In vivolabeling of leukocytes and evaluation of the trafficking of these labeled leukocytes

Neutrophils were isolated by using density gradients. Neutrophil purity was >85%. Isolated neutrophils were stained with Cell Tracker Red [24] (Invitrogen) according to the manufacturer’s instructions. Labeled cells were injected into animals immediately after apheresis or sham treatment. Twenty-four hours after injection of labeled neutrophils, animals were killed, and lungs inflated and fixed in 2% PFA for 4 hours at 4°C. After fixation, lungs were transferred to 30% sucrose solution overnight at 4°C. The samples were then frozen by using liquid nitrogen along with 2-methylbutane and stored at −80°C. The lungs were cryosectioned on a cryostat, Micron model HM550 at 7 microns thickness. Next the slides were stained with 647 Cy5 phalloidin markers to label the actin and Hoechst nuclear stain to label the nucleus. Slides were coverslipped using Gelvatol and stored at 4°C to dry overnight.

Ten sections were placed onto slides and stained with 4',6-diamidino-2-phenylindole (DAPI). The sections were chosen at random during the staining process. Slides were evaluated using 10 field views per slide totaling 100 field views per animal. Field views were selected using a zig-zag pattern through the tissue. Areas of large spaces were avoided and fields were excluded if they crossed an exterior border of the lung. Pictures were taken using an Olympus upright epi fluorescence microscope (model BX51, Olympus Imaging America, Center Valley, PA) and analyzed by a researcher (J-E, D) blinded to the animal treatment state using software of MagnaFire version 2.1 (Optronics, Goleta, CA).


Liver and kidney sections were fixed in 10% neutral buffered formalin, dehydrated in graded anhydrous absolute ethanol, and embedded in paraffin. Lungs were inflated and fixed with Zinc Fixative (BD Pharmingen, San Diego, CA). Histological sections (5 μm) were stained with hematoxylin, eosin and periodic acid Schiff. The histology was assessed by a pathologist (X-Y, W) blinded to the intervention.

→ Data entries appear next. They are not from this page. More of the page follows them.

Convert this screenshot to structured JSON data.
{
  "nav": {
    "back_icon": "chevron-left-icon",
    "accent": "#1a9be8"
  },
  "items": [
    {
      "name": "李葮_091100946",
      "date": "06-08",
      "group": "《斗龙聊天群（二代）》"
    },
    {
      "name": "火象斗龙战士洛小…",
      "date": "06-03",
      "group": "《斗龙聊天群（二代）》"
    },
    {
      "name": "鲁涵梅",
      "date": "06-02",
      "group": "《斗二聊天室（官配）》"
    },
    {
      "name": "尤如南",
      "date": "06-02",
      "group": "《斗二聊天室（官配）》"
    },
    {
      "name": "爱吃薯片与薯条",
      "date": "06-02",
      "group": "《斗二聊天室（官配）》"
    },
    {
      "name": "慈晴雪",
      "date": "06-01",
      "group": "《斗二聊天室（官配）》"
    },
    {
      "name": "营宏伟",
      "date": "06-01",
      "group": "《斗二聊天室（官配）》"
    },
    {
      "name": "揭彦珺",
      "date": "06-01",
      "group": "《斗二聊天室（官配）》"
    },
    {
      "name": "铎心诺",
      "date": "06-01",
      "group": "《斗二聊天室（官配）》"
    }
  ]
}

Ex-vivo bacterial adsorption

Escherichia coli (E. coli, Sigma-Aldrich Co., St Louis, MO) were reconstituted with Bacto Tryptic Soy Broth (TSB) and then incubated overnight. Optical density was checked every 15 minutes until desired E. coli concentration was achieved. The E. coli suspension was diluted 1:25000, and 7 mL of the dilution added to a 15 mL conical tube. A sterilized closed circuit containing the column with the CytoSorb polymer beads (HA) or empty column (sham) through the conical tube (reservoir) was set up. The flow rate was controlled at 0.8 ml/min with the mini-pump. 50 uL of duplicate samples from pre-column, post-column and reservoir were collected before circulation, and 2 and 4 hours after circulation began. These samples were put on agar plates and allowed to incubate at 37°C. The CFUs were counted the following morning.

Statistical analyses

Numeric data not normally distributed were expressed as median and range, natural log transformed, and compared with Mann–Whitney U test. All numeric data with normal distribution (including cytokine and chemokine data after natural log transformation) were expressed as mean ± standard error (SE), and compared with one-way analysis of variance and the post hoc Student-Neuman-Keuls test. All analyses were performed by using SPSS statistical software package (SPSS for Windows; Chicago, IL, USA). P values below 0.05 were considered to be statistically significant.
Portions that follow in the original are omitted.